On June 29, 1989, as part of the University’s Campaign Kansas capital campaign, Philip and Nancy Anschutz donated $6.5 million to go towards a permanent endowed library acquisitions fund. “Nancy and I are extremely pleased to continue our support of the University of Kansas,” said Anschutz to the Lawrence Journal-World. “My family is proud of what the university has accomplished in the past, and through this gift, optimistic for its future.” “To the best of our knowledge,” said Jim Ranz, Dean of Libraries, “the Anschutz endowment is the largest endowment for collections at any public university in the country. What’s more, I’m certain it is one of the largest among all universities, public or private.”

That summer, in recognition of their gift, Chancellor Gene A. Budig proposed to the Kansas State Board of Regents that the then-unnamed science library be named in honor of the Anschutzes’. And on August 9, 1989, the Regents unanimously agreed to call the building the “Marian and Fred Anschutz Library,” at the request of Philip Anschutz who sought to honor his father and late mother. The “heart of this library,” said Chancellor Budig at the building’s dedication, “and of all our libraries – indeed the heart of the University – has been given new strength and a firm foundation by Nancy and Philip Anschutz. For their generosity, which is great, we are truly thankful…. It would be difficult to overstate the importance of their gift, or the impact it will have on KU in the future.” He concluded by insisting, “no future evaluation of the University and its libraries can ever be complete without an acknowledgment of their influence.”

In addition to his support of KU Libraries, Philip Anschutz has donated to the Williams Educational Fund, the Dole Institute for Public Service and Public Policy, the Adams Alumni Center, and the addition to Summerfield Hall. To honor his longtime friend, business associate, and fellow KU alum Jordan Haines, Anschutz gave $500,000 to the University in 1990 to establish the Jordan L. Haines Distinguished Professorship in the School of Business. A past vice president of the Alumni Association, Anschutz has also received several other honors from KU, including membership in the Mount Oread Society, for those whose lifetime contributions exceed $1 million, and recognition as a Distinguished Alumnus from the Business School in 1998.

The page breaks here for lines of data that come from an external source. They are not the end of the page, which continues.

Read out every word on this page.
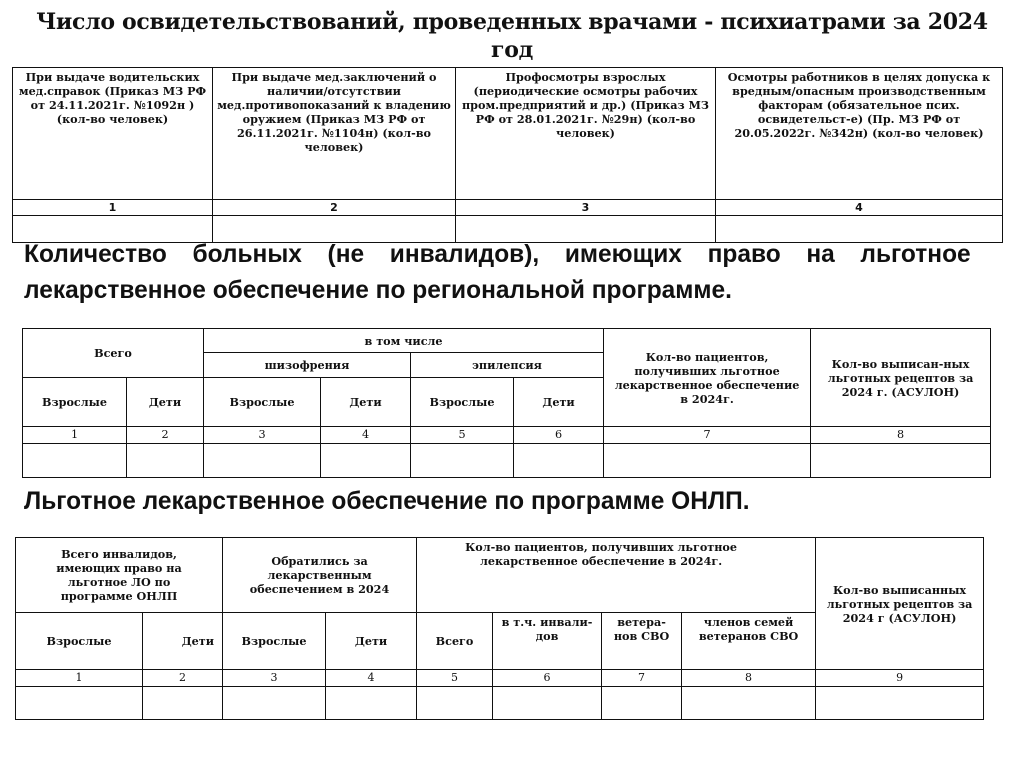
Число освидетельствований, проведенных врачами - психиатрами за 2024
год
При выдаче водительских мед.справок (Приказ МЗ РФ от 24.11.2021г. №1092н ) (кол-во человек)	При выдаче мед.заключений о наличии/отсутствии мед.противопоказаний к владению оружием (Приказ МЗ РФ от 26.11.2021г. №1104н) (кол-во человек)	Профосмотры взрослых (периодические осмотры рабочих пром.предприятий и др.) (Приказ МЗ РФ от 28.01.2021г. №29н) (кол-во человек)	Осмотры работников в целях допуска к вредным/опасным производственным факторам (обязательное псих. освидетельст-е) (Пр. МЗ РФ от 20.05.2022г. №342н) (кол-во человек)
1	2	3	4

Количество больных (не инвалидов), имеющих право на льготное лекарственное обеспечение по региональной программе.
Всего		в том числе				Кол-во пациентов, получивших льготное лекарственное обеспечение в 2024г.	Кол-во выписан-ных льготных рецептов за 2024 г. (АСУЛОН)
		шизофрения		эпилепсия			
Взрослые	Дети	Взрослые	Дети	Взрослые	Дети		
1	2	3	4	5	6	7	8

Льготное лекарственное обеспечение по программе ОНЛП.
Всего инвалидов, имеющих право на льготное ЛО по программе ОНЛП		Обратились за лекарственным обеспечением в 2024		Кол-во пациентов, получивших льготное лекарственное обеспечение в 2024г.				Кол-во выписанных льготных рецептов за 2024 г (АСУЛОН)
Взрослые	Дети	Взрослые	Дети	Всего	в т.ч. инвали- дов	ветера- нов СВО	членов семей ветеранов СВО	
1	2	3	4	5	6	7	8	9
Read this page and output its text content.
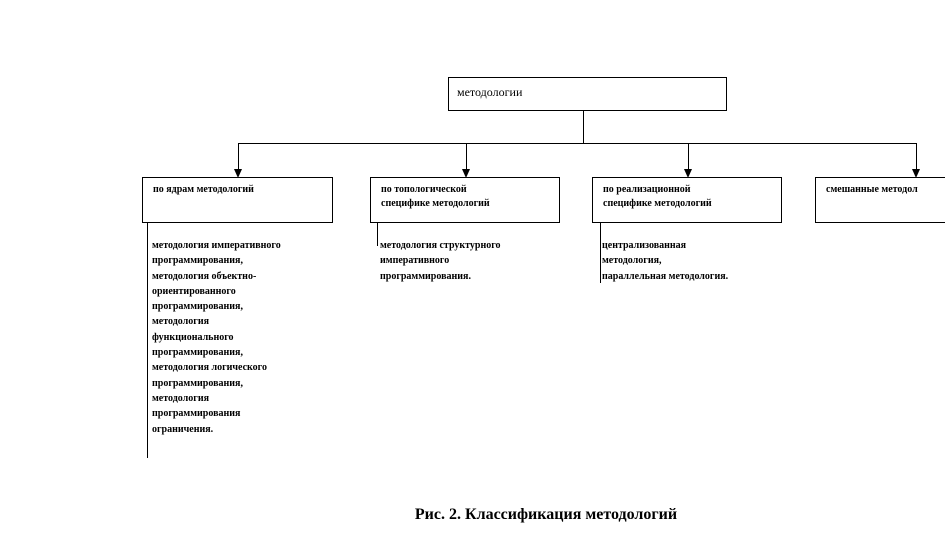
методологии
по ядрам методологий	по топологической
специфике методологий
по реализационной
специфике методологий
смешанные методол
методология императивного
программирования,
методология объектно-
ориентированного
программирования,
методология
функционального
программирования,
методология логического
программирования,
методология
программирования
ограничения.
методология структурного
императивного
программирования.
централизованная
методология,
параллельная методология.
Рис. 2. Классификация методологий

As to Anschutz’s future business and philanthropic plans, friends point inquiring reporters to some of his newest ventures: one company called Walden Media and another called Crusader Entertainment. Both are oriented towards providing educational and family-friendly movies and television programs. According to a friend and close associate, Anschutz also “has a latent interest in doing something significant in American Christianity. He is working deliberately and diligently on it” but, at present, is “still in the process of thinking what to do and how to do it.”

Whatever he decides, this man who “sees around corners” will almost certainly achieve success and help many others along the way. That he has never forgotten his state or his University is a credit not only to him, but to his alma mater as well.

John H. McCool
Department of History
University of Kansas


The views and interpretations expressed in this article are those of the author and may not necessarily reflect the official position of the University of Kansas.